Does Ford's Greenbelt plan break ethics rules? Ontario's integrity commissioner asked to investigate

Ontario's integrity commissioner is being asked to investigate whether Premier Doug Ford's plan to open parts of the protected Greenbelt lands for development broke any ethics rules.

Green Party leader files complaint after reporting shows PC donors stand to benefit from plan

Ontario is proposing to remove land in 15 different areas from the Greenbelt — while adding more acres elsewhere — despite previous promises. (Patrick Morrell/CBC)

Ontario's integrity commissioner is being asked to investigate whether Premier Doug Ford's plan to open parts of the protected Greenbelt for development broke any ethics rules.

Green Party Leader Mike Schreiner has filed the complaint and says Ontarians deserve transparency about the decision because it has the appearance of harming the environment for the benefit of private developers.

"This doesn't pass the smell test, that land speculators are purchasing land in the Greenbelt that is supposedly permanently protected," Schreiner said Tuesday.

Municipal Affairs and Housing Minister Steve Clark announced earlier this month that he is proposing to remove 7,400 acres from 15 different areas of the Greenbelt, while adding 9,400 acres elsewhere so that 50,000 homes can be built.

That's despite previous promises from Ford and Clark that they wouldn't touch the Greenbelt.

Media reports have suggested that some prominent developers who are Progressive Conservative donors stand to benefit from the move. Some bought that land in the past few years despite Ford and Clark's public pronouncements it wouldn't be developed, with one purchase happening as recently as September, investigations by the CBC, The Globe and Mail, the Toronto Star and the Narwhal have found.

WATCH |  Coalition slams plan to build housing in Ontario's Greenbelt:

Coalition slams plan to build housing in Ontario’s Greenbelt

3 months ago
Duration 2:06
A coalition of 200 groups and individuals has penned a letter calling out the Ontario government for its plans to have tens of thousands of homes located in the province’s Greenbelt, a swath of protected green space and farmland.

Clark was asked multiple times Tuesday, including in question period, whether he tipped off any developers that parcels of Greenbelt land would soon become much more valuable. When asked for a yes or no response, he refused to deny the allegation.

"Listen, I'm the housing minister, I meet with people who want to build housing, whether they're a Habitat for Humanity, whether they're Ontario Aboriginal Housing Services, whether they're a private home builder that builds one home a year or 1,000 homes," he said.

"That's what I do.

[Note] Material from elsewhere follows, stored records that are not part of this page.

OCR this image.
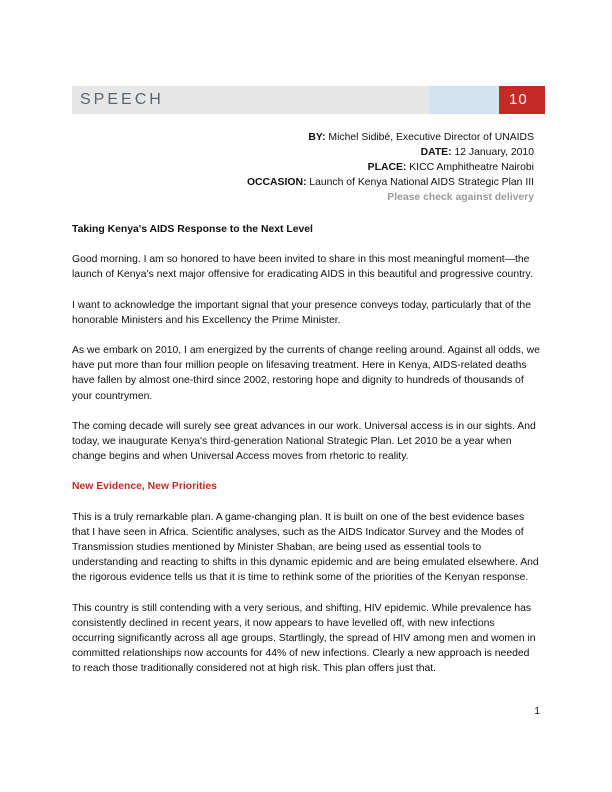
SPEECH	10
BY: Michel Sidibé, Executive Director of UNAIDS
DATE: 12 January, 2010
PLACE: KICC Amphitheatre Nairobi
OCCASION: Launch of Kenya National AIDS Strategic Plan III
Please check against delivery
Taking Kenya's AIDS Response to the Next Level

Good morning. I am so honored to have been invited to share in this most meaningful moment—the launch of Kenya's next major offensive for eradicating AIDS in this beautiful and progressive country.

I want to acknowledge the important signal that your presence conveys today, particularly that of the honorable Ministers and his Excellency the Prime Minister.

As we embark on 2010, I am energized by the currents of change reeling around. Against all odds, we have put more than four million people on lifesaving treatment. Here in Kenya, AIDS-related deaths have fallen by almost one-third since 2002, restoring hope and dignity to hundreds of thousands of your countrymen.

The coming decade will surely see great advances in our work. Universal access is in our sights. And today, we inaugurate Kenya's third-generation National Strategic Plan. Let 2010 be a year when change begins and when Universal Access moves from rhetoric to reality.

New Evidence, New Priorities

This is a truly remarkable plan. A game-changing plan. It is built on one of the best evidence bases that I have seen in Africa. Scientific analyses, such as the AIDS Indicator Survey and the Modes of Transmission studies mentioned by Minister Shaban, are being used as essential tools to understanding and reacting to shifts in this dynamic epidemic and are being emulated elsewhere. And the rigorous evidence tells us that it is time to rethink some of the priorities of the Kenyan response.

This country is still contending with a very serious, and shifting, HIV epidemic. While prevalence has consistently declined in recent years, it now appears to have levelled off, with new infections occurring significantly across all age groups. Startlingly, the spread of HIV among men and women in committed relationships now accounts for 44% of new infections. Clearly a new approach is needed to reach those traditionally considered not at high risk. This plan offers just that.

1
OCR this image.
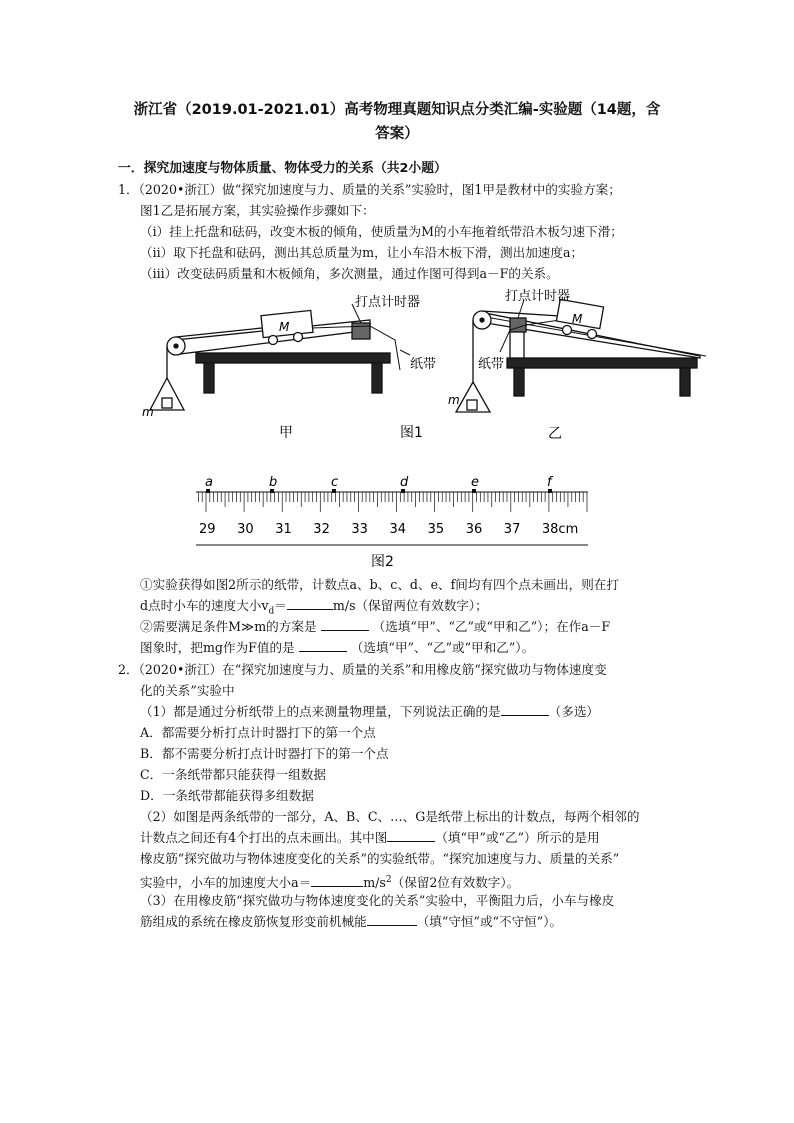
浙江省（2019.01-2021.01）高考物理真题知识点分类汇编-实验题（14题，含
答案）
一．探究加速度与物体质量、物体受力的关系（共2小题）
1．（2020•浙江）做“探究加速度与力、质量的关系”实验时，图1甲是教材中的实验方案；
图1乙是拓展方案，其实验操作步骤如下：
（i）挂上托盘和砝码，改变木板的倾角，使质量为M的小车拖着纸带沿木板匀速下滑；
（ii）取下托盘和砝码，测出其总质量为m，让小车沿木板下滑，测出加速度a；
（iii）改变砝码质量和木板倾角，多次测量，通过作图可得到a－F的关系。
打点计时器	打点计时器
纸带	纸带
M
M
m
m
甲	图1	乙
29 30 31 32 33 34 35 36 37 38cm
a	b	c	d	e	f
图2
①实验获得如图2所示的纸带，计数点a、b、c、d、e、f间均有四个点未画出，则在打
d点时小车的速度大小$v_d=$	m/s（保留两位有效数字）；
②需要满足条件M≫m的方案是	（选填“甲”、“乙”或“甲和乙”）；在作a－F
图象时，把mg作为F值的是	（选填“甲”、“乙”或“甲和乙”）。
2．（2020•浙江）在“探究加速度与力、质量的关系”和用橡皮筋“探究做功与物体速度变
化的关系”实验中
（1）都是通过分析纸带上的点来测量物理量，下列说法正确的是	（多选）
A．都需要分析打点计时器打下的第一个点
B．都不需要分析打点计时器打下的第一个点
C．一条纸带都只能获得一组数据
D．一条纸带都能获得多组数据
（2）如图是两条纸带的一部分，A、B、C、…、G是纸带上标出的计数点，每两个相邻的
计数点之间还有4个打出的点未画出。其中图	（填“甲”或“乙”）所示的是用
橡皮筋“探究做功与物体速度变化的关系”的实验纸带。“探究加速度与力、质量的关系”
实验中，小车的加速度大小a＝	$m/s^2$（保留2位有效数字）。
（3）在用橡皮筋“探究做功与物体速度变化的关系”实验中，平衡阻力后，小车与橡皮
筋组成的系统在橡皮筋恢复形变前机械能	（填“守恒”或“不守恒”）。
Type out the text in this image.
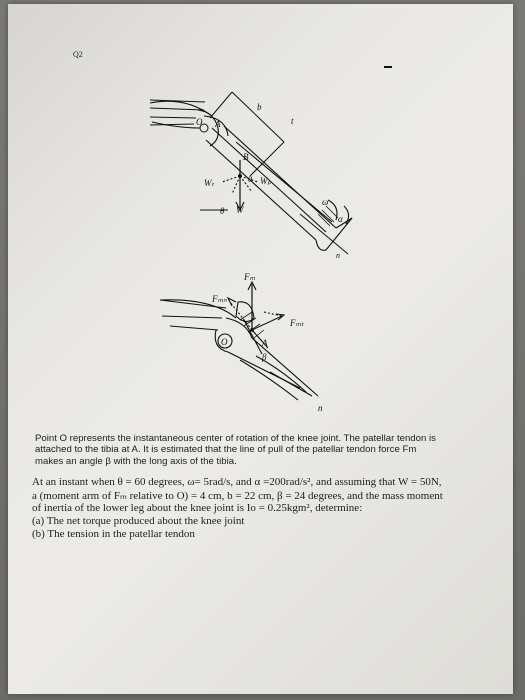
Q2
O A
B
b
t
Wₜ	θ Wₚ
θ W
ω
α
n
Fₘ
Fₘₙ
Fₘₜ
O	A
β
n
Point O represents the instantaneous center of rotation of the knee joint. The patellar tendon is
attached to the tibia at A. It is estimated that the line of pull of the patellar tendon force Fm
makes an angle β with the long axis of the tibia.
At an instant when θ = 60 degrees, ω= 5rad/s, and α =200rad/s², and assuming that W = 50N,
a (moment arm of Fₘ relative to O) = 4 cm, b = 22 cm, β = 24 degrees, and the mass moment
of inertia of the lower leg about the knee joint is Io = 0.25kgm², determine:
(a) The net torque produced about the knee joint
(b) The tension in the patellar tendon
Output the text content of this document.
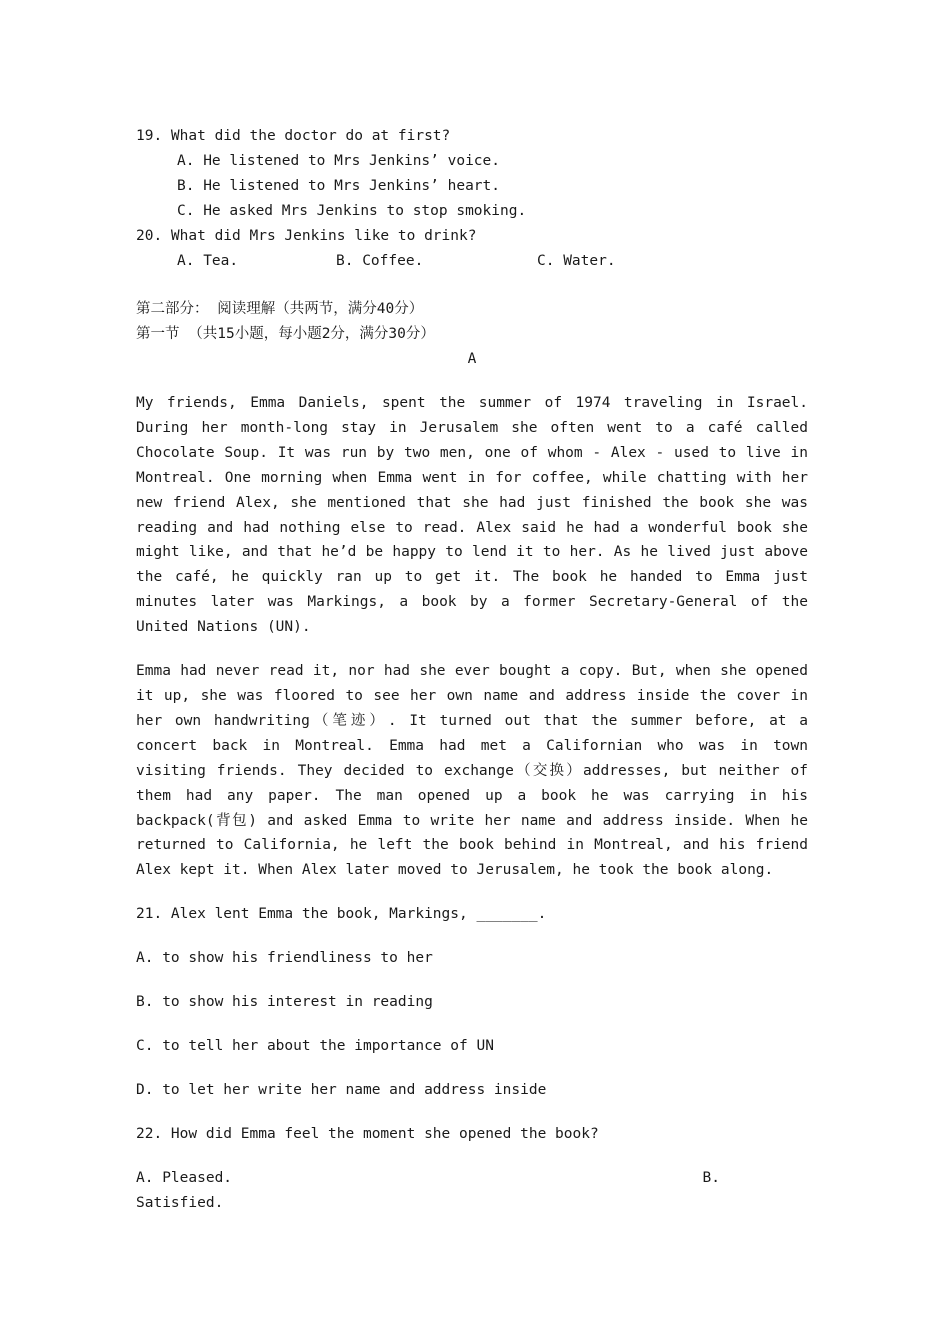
19. What did the doctor do at first?
A. He listened to Mrs Jenkins’ voice.
B. He listened to Mrs Jenkins’ heart.
C. He asked Mrs Jenkins to stop smoking.
20. What did Mrs Jenkins like to drink?
A. Tea.	B. Coffee.	C. Water.
第二部分： 阅读理解（共两节，满分40分）
第一节 （共15小题，每小题2分，满分30分）
A
My friends, Emma Daniels, spent the summer of 1974 traveling in Israel. During her month-long stay in Jerusalem she often went to a café called Chocolate Soup. It was run by two men, one of whom - Alex - used to live in Montreal. One morning when Emma went in for coffee, while chatting with her new friend Alex, she mentioned that she had just finished the book she was reading and had nothing else to read. Alex said he had a wonderful book she might like, and that he’d be happy to lend it to her. As he lived just above the café, he quickly ran up to get it. The book he handed to Emma just minutes later was Markings, a book by a former Secretary-General of the United Nations (UN).
Emma had never read it, nor had she ever bought a copy. But, when she opened it up, she was floored to see her own name and address inside the cover in her own handwriting（笔迹）. It turned out that the summer before, at a concert back in Montreal. Emma had met a Californian who was in town visiting friends. They decided to exchange（交换）addresses, but neither of them had any paper. The man opened up a book he was carrying in his backpack(背包) and asked Emma to write her name and address inside. When he returned to California, he left the book behind in Montreal, and his friend Alex kept it. When Alex later moved to Jerusalem, he took the book along.
21. Alex lent Emma the book, Markings, _______.
A. to show his friendliness to her
B. to show his interest in reading
C. to tell her about the importance of UN
D. to let her write her name and address inside
22. How did Emma feel the moment she opened the book?
A. Pleased.	B.
Satisfied.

I meet with people who want to realize the dream of home ownership for Ontarians."

Clark said he followed the rules for posting his Greenbelt proposal to the environmental registry for a public comment period. 

That public comment period remains open until Dec. 4.

Michelle Renaud, spokesperson for the Office of the Integrity Commissioner of Ontario, confirmed in an email on Tuesday that Schreiner has made a request under Section 30 of the Members' Integrity Act, 1994.

Renaud said the Green Party leader has asked the commissioner to comment on whether a member has contravened the Act or Ontario parliamentary convention.

"The matter is under review," she said.

Minister's responses sound 'fishy': NDP housing critic

NDP housing critic Jessica Bell, who questioned Clark in the legislature Tuesday, said his responses sound "fishy."

"I asked the minister very clearly, three times, if they talked to developers in advance and gave them a heads-up before they opened up land for development, Greenbelt land that Ontarians hold dear," she said after question period.

"The minister failed to answer the question. Ontarians want to know why."

The NDP has also asked the auditor general to investigate.

Ontario created the Greenbelt in 2005 to protect agricultural and environmentally sensitive lands in the Greater Golden Horseshoe area from development.